Going back to MA, whose business has grown in recent years, we have to think about it as a provider of data and information, research and insights, and decision solutions figured out to help customers navigate risks of any complexity. MA is a great business which really shows Moody’s scale. While rating debt, Moody’s acquires a lot of information, which then can be re-assembled and analyzed to assess risks with an expertise almost no one can match. As a result, MA leverages MIS’s proprietary data and delivers new solutions to its customers. In addition, MA runs on a subscription-based model, generating recurring revenue with little sensitivity to cyclical changes in debt issuance volumes. MA currently has over 15k customers and operates in more than 165 countries. As of Q3 2023, MA produces over $300 million of annualized recurring revenue.
MA, on its side, is a compounding machine thanks to a few factors such as strong customer retention rates, cross-selling, upgrades and pricing, continued SaaS transition, and increased distribution capacity.
Another factor to consider about the company’s health comes from a quick look at its executive officers. They have all spent a long time at Moody’s. This means the company is able to grow its talents up to the point it doesn’t need executives from outside.
If we look at Moody’s global revenue ($5.5 billion at the end of FY 2022), we see how it is almost evenly split between the U.S. and non-U.S. customers. This gives quite a bit of geographical diversification to Moody’s revenues. Moreover, almost 70% of Moody’s revenues are recurring, with the remaining 30% falling under the transaction category.
As far as Moody’s revenue stream goes, around 56% of it comes from MIS, while the rest comes from MA.
Moody’s is also a very capital-light business. Its operating expense is about $1.6 billion, which amounts to less than 30% of the company’s revenues. Adding up another $1.5 billion of SG&A expense, we find out that Moody’s runs its business with an operating margin of 34.4%, which is considered very low by the company.
Please consider what I have just written: Moody’s is a company that thinks a 34.4% operating margin is low. There are companies whose best operating margin is not even a double-digit one!
What’s even more interesting is that Moody’s is not shy about its future goals. The company expects to keep growing at least 10% per year, with margins between the mid-30s and the low-60s, depending on the business segment.
On top of this, we need to consider how Moody’s runs a business bound to win as AI develops and becomes part of our lives.
In fact, as Moody’s shows below, the company is positioned to win in this major shift because Moody’s owns data, analytics, and research content which can be screened through Moody’s CoPilot.
All in all, Moody’s shows itself as a true powerhouse, protected by a huge and ever-growing moat.
If I run my discounted cash flow model, assuming a FCF growth rate of 7% for the next five years and plugging in the latest TTM financials, this is what I get.

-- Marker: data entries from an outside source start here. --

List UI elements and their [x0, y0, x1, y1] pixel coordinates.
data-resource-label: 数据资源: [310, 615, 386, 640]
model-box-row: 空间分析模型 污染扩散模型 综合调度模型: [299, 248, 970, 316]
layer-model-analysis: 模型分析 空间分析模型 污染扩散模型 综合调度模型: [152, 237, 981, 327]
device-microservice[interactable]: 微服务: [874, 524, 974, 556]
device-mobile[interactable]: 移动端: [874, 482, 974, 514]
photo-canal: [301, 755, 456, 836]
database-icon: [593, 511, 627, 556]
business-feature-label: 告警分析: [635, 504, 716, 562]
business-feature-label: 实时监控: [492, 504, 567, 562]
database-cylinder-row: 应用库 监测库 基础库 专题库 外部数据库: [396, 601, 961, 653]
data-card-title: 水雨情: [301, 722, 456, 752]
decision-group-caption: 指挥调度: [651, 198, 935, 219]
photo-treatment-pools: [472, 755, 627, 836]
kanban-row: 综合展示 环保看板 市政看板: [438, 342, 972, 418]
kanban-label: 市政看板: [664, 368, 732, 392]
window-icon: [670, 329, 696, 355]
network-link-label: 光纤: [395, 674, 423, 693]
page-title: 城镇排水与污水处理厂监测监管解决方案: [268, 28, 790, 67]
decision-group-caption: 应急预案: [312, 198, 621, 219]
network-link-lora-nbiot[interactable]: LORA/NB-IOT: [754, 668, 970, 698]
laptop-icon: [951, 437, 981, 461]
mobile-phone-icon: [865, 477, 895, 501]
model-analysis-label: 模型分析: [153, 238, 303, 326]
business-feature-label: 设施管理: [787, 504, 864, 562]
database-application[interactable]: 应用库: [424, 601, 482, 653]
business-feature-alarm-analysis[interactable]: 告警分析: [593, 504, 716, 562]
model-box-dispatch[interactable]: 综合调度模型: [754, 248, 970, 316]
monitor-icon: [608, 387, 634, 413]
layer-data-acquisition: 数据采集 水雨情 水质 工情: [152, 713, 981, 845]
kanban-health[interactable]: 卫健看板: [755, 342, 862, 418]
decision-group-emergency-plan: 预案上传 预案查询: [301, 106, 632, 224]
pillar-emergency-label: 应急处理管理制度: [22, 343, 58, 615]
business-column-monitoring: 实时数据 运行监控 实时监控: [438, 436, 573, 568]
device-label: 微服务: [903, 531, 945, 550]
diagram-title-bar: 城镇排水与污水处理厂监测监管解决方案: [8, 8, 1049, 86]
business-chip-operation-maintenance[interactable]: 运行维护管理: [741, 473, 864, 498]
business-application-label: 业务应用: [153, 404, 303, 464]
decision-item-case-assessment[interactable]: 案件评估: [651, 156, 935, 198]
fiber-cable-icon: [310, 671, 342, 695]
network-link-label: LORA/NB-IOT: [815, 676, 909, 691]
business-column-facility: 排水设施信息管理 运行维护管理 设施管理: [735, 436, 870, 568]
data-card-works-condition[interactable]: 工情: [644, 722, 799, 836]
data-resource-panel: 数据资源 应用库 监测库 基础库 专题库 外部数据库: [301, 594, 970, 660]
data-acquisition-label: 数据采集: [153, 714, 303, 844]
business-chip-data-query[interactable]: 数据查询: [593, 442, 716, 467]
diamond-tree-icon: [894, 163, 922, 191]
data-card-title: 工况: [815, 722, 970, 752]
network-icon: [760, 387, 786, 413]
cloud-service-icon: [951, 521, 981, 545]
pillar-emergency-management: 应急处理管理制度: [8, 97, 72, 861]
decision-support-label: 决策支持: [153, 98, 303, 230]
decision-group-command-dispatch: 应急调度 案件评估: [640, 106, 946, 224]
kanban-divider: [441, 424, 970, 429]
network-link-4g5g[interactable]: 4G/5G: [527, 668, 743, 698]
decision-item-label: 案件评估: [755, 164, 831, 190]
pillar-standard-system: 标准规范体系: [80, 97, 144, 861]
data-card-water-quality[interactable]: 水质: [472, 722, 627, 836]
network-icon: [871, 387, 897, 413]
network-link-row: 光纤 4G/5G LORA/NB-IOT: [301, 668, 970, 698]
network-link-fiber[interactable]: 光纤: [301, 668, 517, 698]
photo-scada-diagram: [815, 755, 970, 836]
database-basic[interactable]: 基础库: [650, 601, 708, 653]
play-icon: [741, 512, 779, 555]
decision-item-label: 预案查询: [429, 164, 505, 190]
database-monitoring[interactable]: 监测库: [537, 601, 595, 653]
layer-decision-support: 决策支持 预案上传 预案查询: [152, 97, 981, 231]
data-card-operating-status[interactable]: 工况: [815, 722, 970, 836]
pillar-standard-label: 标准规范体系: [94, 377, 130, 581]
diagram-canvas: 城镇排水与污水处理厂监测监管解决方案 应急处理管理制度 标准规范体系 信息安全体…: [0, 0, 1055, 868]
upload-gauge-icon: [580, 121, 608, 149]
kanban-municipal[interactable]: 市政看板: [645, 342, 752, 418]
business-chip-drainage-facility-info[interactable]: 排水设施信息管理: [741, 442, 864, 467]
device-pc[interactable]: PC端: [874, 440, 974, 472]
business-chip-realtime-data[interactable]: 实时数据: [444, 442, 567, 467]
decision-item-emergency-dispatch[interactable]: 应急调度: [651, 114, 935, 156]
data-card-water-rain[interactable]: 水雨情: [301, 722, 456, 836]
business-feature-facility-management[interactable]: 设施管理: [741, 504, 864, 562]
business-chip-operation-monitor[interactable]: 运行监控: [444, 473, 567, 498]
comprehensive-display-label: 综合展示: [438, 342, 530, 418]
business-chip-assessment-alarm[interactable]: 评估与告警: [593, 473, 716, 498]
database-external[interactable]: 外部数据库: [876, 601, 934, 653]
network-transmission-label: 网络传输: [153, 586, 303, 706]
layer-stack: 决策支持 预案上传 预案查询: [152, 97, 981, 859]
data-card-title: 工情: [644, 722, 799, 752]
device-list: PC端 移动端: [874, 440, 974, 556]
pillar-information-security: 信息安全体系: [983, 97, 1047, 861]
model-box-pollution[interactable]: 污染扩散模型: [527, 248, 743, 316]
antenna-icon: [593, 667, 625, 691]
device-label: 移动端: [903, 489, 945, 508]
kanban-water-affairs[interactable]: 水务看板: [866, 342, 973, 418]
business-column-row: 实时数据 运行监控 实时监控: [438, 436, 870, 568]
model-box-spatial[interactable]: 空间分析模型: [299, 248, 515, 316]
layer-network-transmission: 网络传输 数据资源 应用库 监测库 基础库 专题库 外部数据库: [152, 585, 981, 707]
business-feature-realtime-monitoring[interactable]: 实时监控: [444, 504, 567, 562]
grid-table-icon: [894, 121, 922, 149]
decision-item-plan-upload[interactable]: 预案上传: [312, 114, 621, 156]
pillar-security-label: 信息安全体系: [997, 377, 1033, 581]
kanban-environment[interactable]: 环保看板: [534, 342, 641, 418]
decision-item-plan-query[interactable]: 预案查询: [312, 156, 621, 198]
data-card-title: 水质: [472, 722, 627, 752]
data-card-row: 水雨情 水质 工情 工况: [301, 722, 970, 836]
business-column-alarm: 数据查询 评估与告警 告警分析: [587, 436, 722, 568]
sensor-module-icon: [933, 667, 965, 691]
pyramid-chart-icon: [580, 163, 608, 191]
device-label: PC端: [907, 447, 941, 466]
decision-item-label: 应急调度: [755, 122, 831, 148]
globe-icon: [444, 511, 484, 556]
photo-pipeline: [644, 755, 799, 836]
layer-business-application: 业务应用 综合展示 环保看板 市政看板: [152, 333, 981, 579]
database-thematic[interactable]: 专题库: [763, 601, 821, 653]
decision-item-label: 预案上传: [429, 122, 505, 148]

The result is that Moody’s seems to be overvalued. However, as I tried to explain above, Moody’s premium may well be justified due to its incredible moat and its enduring pricing power. No doubt, Moody’s is a wonderful business. But its current share price, though not insane, is not exactly a fair price.
After all, the stock does currently trade at a forward PE of 38 and a forward P/FCF of 34.5. These metrics do confirm Moody’s is a bit expensive right now.
So, while I have it on my watchlist, I am not currently going to initiate a position. Yet, I believe every investor seeking high-quality companies whose compounding trajectory is clear should keep a close eye on this stock. In case of a sudden drop or a dip, this is one of the first ones to buy.